Heartburn and phenytoin

Mr Stevenson, who suffers from seizures, has been stable on a phenytoin dose of 300mg once daily for over a year.  However, he has recently been experiencing periods of heartburn. When you ask him more about this, you find there are no red-flag symptoms.

He has tried OTC antacids in the past, but did not like them. Instead, he has seen Nexium tablets advertised and wants to know if they would be suitable.

Is this an appropriate choice of OTC treatment?

Phenytoin is metabolised by CYP450 enzymes, specifically CYP2C9 and CYP2C19. If these enzymes are inhibited, it can cause significant changes in the concentration of phenytoin, along with the associated risk of toxicity.

Esomeprazole is a CYP2C19 inhibitor and may increase phenytoin levels. Phenytoin has a narrow therapeutic range and therefore small changes in phenytoin dose or metabolism can result in large changes to plasma levels and phenytoin toxicity. Symptoms include:

  • blurred vision
  • drowsiness
  • ataxia
  • nystagmus – uncontrolled eye movement.

Pantoprazole is metabolised by the CYP450 system, mainly due to demethylation by CYP2C19. However, research suggests there are no effects on the levels of phenytoin when co-administered with pantoprazole.

If Mr Stevenson specifically wants to try an OTC proton pump inhibitor, he could try a short course of Pantoloc Control 20mg tablets – the OTC licensed version of pantoprazole. If he needs to continue this treatment long term, you should advise him to consult his GP.

In addition, lansoprazole does not interact with CYP2C19 enzymes either and can be prescribed, but not sold – as there is no OTC version available.

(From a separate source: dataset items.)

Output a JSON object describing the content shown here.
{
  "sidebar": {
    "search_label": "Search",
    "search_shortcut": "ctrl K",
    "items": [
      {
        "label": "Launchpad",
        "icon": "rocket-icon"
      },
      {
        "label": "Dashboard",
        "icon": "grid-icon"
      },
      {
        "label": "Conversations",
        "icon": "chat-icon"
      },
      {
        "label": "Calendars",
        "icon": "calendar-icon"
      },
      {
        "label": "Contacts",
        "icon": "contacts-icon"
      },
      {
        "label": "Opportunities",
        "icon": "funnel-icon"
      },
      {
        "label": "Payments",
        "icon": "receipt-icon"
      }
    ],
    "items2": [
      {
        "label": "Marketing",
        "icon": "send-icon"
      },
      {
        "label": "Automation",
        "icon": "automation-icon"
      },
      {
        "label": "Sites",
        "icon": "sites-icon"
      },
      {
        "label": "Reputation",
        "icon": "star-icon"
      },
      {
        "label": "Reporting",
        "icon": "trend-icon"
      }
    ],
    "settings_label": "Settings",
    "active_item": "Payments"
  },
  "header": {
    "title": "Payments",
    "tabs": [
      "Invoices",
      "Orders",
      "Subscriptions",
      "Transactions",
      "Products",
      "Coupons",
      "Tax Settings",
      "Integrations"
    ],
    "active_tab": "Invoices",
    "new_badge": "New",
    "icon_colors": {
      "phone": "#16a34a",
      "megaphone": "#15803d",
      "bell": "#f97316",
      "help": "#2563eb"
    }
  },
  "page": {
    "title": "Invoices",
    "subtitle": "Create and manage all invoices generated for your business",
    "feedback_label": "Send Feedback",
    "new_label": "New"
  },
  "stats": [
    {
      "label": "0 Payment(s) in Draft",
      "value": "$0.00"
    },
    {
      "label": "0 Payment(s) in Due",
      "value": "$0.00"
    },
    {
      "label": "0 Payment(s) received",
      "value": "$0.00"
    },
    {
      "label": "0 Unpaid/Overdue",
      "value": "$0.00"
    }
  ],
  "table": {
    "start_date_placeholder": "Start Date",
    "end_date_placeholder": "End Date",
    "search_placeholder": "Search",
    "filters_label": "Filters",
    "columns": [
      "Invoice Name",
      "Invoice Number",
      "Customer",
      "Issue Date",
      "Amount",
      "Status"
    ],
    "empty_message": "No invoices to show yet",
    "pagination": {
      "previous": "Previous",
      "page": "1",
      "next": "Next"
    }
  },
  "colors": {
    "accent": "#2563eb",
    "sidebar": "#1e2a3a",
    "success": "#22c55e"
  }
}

Enzyme inducers and inhibitors CPD

Reflect Can emergency hormonal contraception (EHC) be used in women who are taking antiepileptics? Which antibiotics are suitable for use in patients taking theophylline? How do rifampicin and isoniazid affect the metabolism of methadone?

Plan This article discusses the interactions of drugs that are inducers or inhibitors of the cytochrome P450 enzyme system, using a case study format. Information about interactions concerning antiepileptics, hormonal contraceptives, immunosuppressants, antibiotics and antifungals – as well as St John's wort and proton pump inhibitors – is included.

Act Read more about CYP450 enzymes on the American Family Physician website here.

Read the Medicines and Healthcare products Regulatory Agency (MHRA) advice about levonorgestrel-containing EHC and interactions with hepatic enzyme inducers here.

Find out more about St John's wort and its interactions from the Patient website here.

Evaluate Are you now confident in your knowledge of drugs that affect CYP450 enzymes? Could you give advice about possible interactions to patients who are taking these drugs?